Submitting UPC Parallel Programs Using SLURM

Finally, two SLURM scripts that will run the above UPC executable. First, one for the Cray XE6 system, SALK:

#!/bin/bash
#SLURM -q production
#SLURM -N UPC_example
#SLURM -l select=64:ncpus=1:mem=2000mb
#SLURM -l place=free
#SLURM -o int_PI.out
#SLURM -e int_PI.err
#SLURM -V

cd $SLURM_O_WORKDIR

aprun -n 64 -N 16 ./int_PI2.exe

Here the dynamically compiled executable is run on 64 Cray XE6 cores (-n 64), 16 cores packed to a physical node (-N 16). More detail is presented below on SLURM job submission on the Cray and the use of of the Cray's 'aprun' command. On the Cray 'man aprun' provides an important and detailed account of the 'aprun' command-line options and their function.
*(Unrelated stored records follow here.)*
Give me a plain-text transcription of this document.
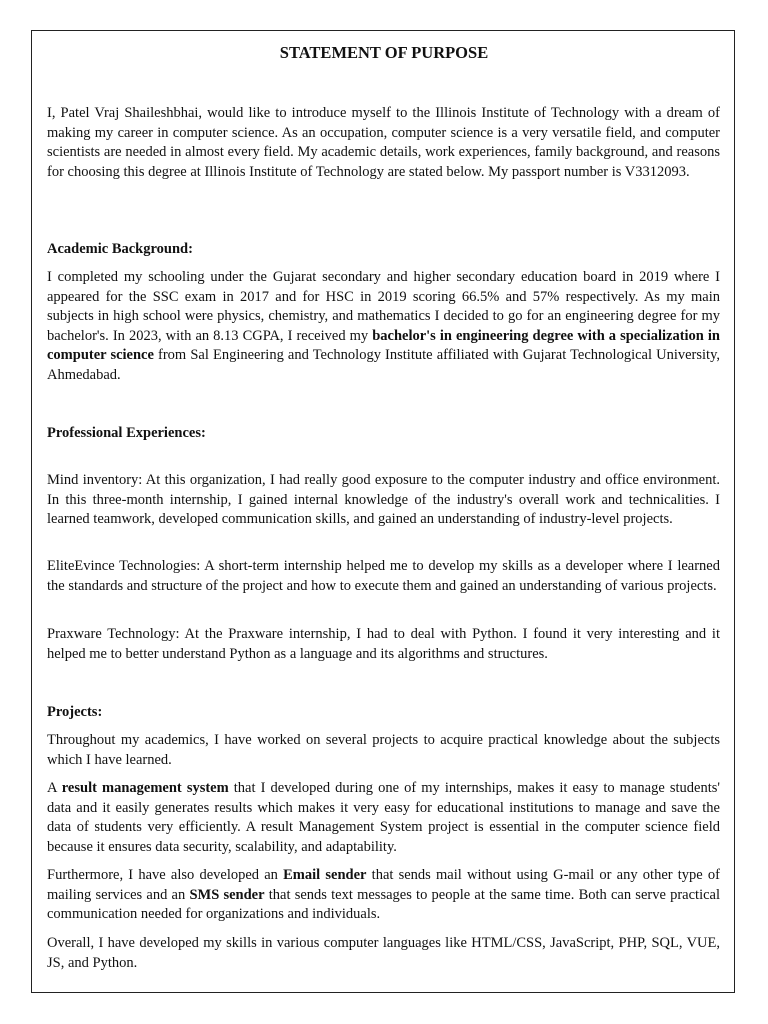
STATEMENT OF PURPOSE

I, Patel Vraj Shaileshbhai, would like to introduce myself to the Illinois Institute of Technology with a dream of making my career in computer science. As an occupation, computer science is a very versatile field, and computer scientists are needed in almost every field. My academic details, work experiences, family background, and reasons for choosing this degree at Illinois Institute of Technology are stated below. My passport number is V3312093.

Academic Background:

I completed my schooling under the Gujarat secondary and higher secondary education board in 2019 where I appeared for the SSC exam in 2017 and for HSC in 2019 scoring 66.5% and 57% respectively. As my main subjects in high school were physics, chemistry, and mathematics I decided to go for an engineering degree for my bachelor's. In 2023, with an 8.13 CGPA, I received my bachelor's in engineering degree with a specialization in computer science from Sal Engineering and Technology Institute affiliated with Gujarat Technological University, Ahmedabad.

Professional Experiences:

Mind inventory: At this organization, I had really good exposure to the computer industry and office environment. In this three-month internship, I gained internal knowledge of the industry's overall work and technicalities. I learned teamwork, developed communication skills, and gained an understanding of industry-level projects.

EliteEvince Technologies: A short-term internship helped me to develop my skills as a developer where I learned the standards and structure of the project and how to execute them and gained an understanding of various projects.

Praxware Technology: At the Praxware internship, I had to deal with Python. I found it very interesting and it helped me to better understand Python as a language and its algorithms and structures.

Projects:

Throughout my academics, I have worked on several projects to acquire practical knowledge about the subjects which I have learned.

A result management system that I developed during one of my internships, makes it easy to manage students' data and it easily generates results which makes it very easy for educational institutions to manage and save the data of students very efficiently. A result Management System project is essential in the computer science field because it ensures data security, scalability, and adaptability.

Furthermore, I have also developed an Email sender that sends mail without using G-mail or any other type of mailing services and an SMS sender that sends text messages to people at the same time. Both can serve practical communication needed for organizations and individuals.

Overall, I have developed my skills in various computer languages like HTML/CSS, JavaScript, PHP, SQL, VUE, JS, and Python.
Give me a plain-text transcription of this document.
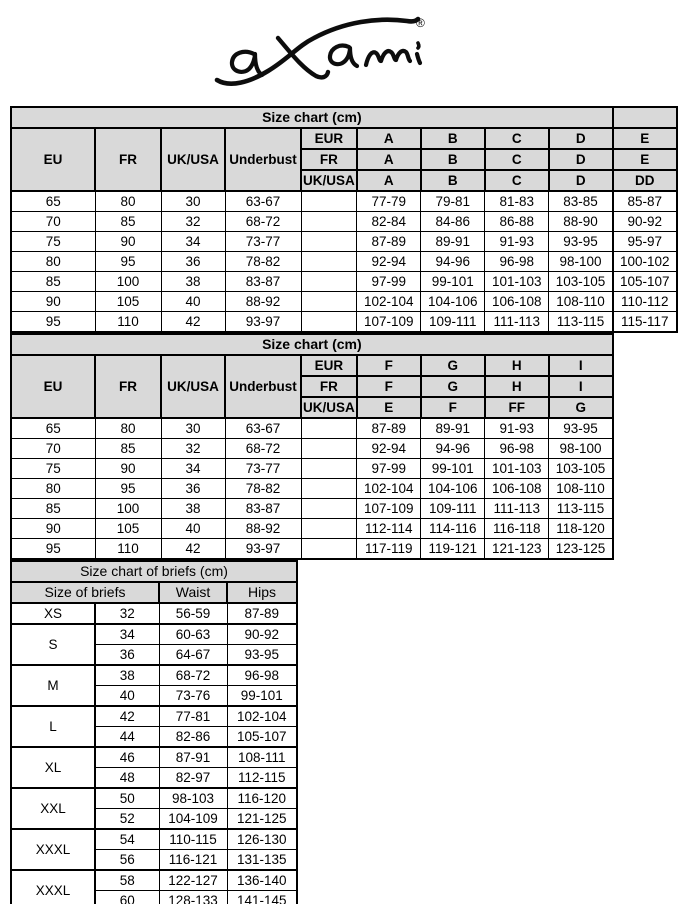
®
Size chart (cm)									
EU	FR	UK/USA	Underbust	EUR	A	B	C	D	E
				FR	A	B	C	D	E
				UK/USA	A	B	C	D	DD
65	80	30	63-67		77-79	79-81	81-83	83-85	85-87
70	85	32	68-72		82-84	84-86	86-88	88-90	90-92
75	90	34	73-77		87-89	89-91	91-93	93-95	95-97
80	95	36	78-82		92-94	94-96	96-98	98-100	100-102
85	100	38	83-87		97-99	99-101	101-103	103-105	105-107
90	105	40	88-92		102-104	104-106	106-108	108-110	110-112
95	110	42	93-97		107-109	109-111	111-113	113-115	115-117
Size chart (cm)								
EU	FR	UK/USA	Underbust	EUR	F	G	H	I
				FR	F	G	H	I
				UK/USA	E	F	FF	G
65	80	30	63-67		87-89	89-91	91-93	93-95
70	85	32	68-72		92-94	94-96	96-98	98-100
75	90	34	73-77		97-99	99-101	101-103	103-105
80	95	36	78-82		102-104	104-106	106-108	108-110
85	100	38	83-87		107-109	109-111	111-113	113-115
90	105	40	88-92		112-114	114-116	116-118	118-120
95	110	42	93-97		117-119	119-121	121-123	123-125
Size chart of briefs (cm)			
Size of briefs		Waist	Hips
XS	32	56-59	87-89
S	34	60-63	90-92
	36	64-67	93-95
M	38	68-72	96-98
	40	73-76	99-101
L	42	77-81	102-104
	44	82-86	105-107
XL	46	87-91	108-111
	48	82-97	112-115
XXL	50	98-103	116-120
	52	104-109	121-125
XXXL	54	110-115	126-130
	56	116-121	131-135
XXXL	58	122-127	136-140
	60	128-133	141-145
One cannot fully understand job control on the Cray (SALK) without understanding 'aprun'.

A similar SLURM script for the example code compiled dynamically (or statically) for 32 processors with the Berkeley UPC compiler (upcc) for execution on one of the HPC Center's more traditional HPC cluster looks like this:

#!/bin/bash
#SLURM -q production
#SLURM -N UPC_example
#SLURM -l select=32:ncpus=1:mem=1920mb
#SLURM -l place=free
#SLURM -o int_PI.out
#SLURM -e int_PI.err
#SLURM -V

cd $SLURM_O_WORKDIR

upcrun -n 32 ./int_PI2.exe

Here, the SLURM script requests 32 processors (UPC threads). It uses the 'upcrun' command to setup the Berkeley UPC runtime environment, engage the 32 processors, and initiate execution. Please type 'man upcrun' for details on the 'upcrun' command and its options.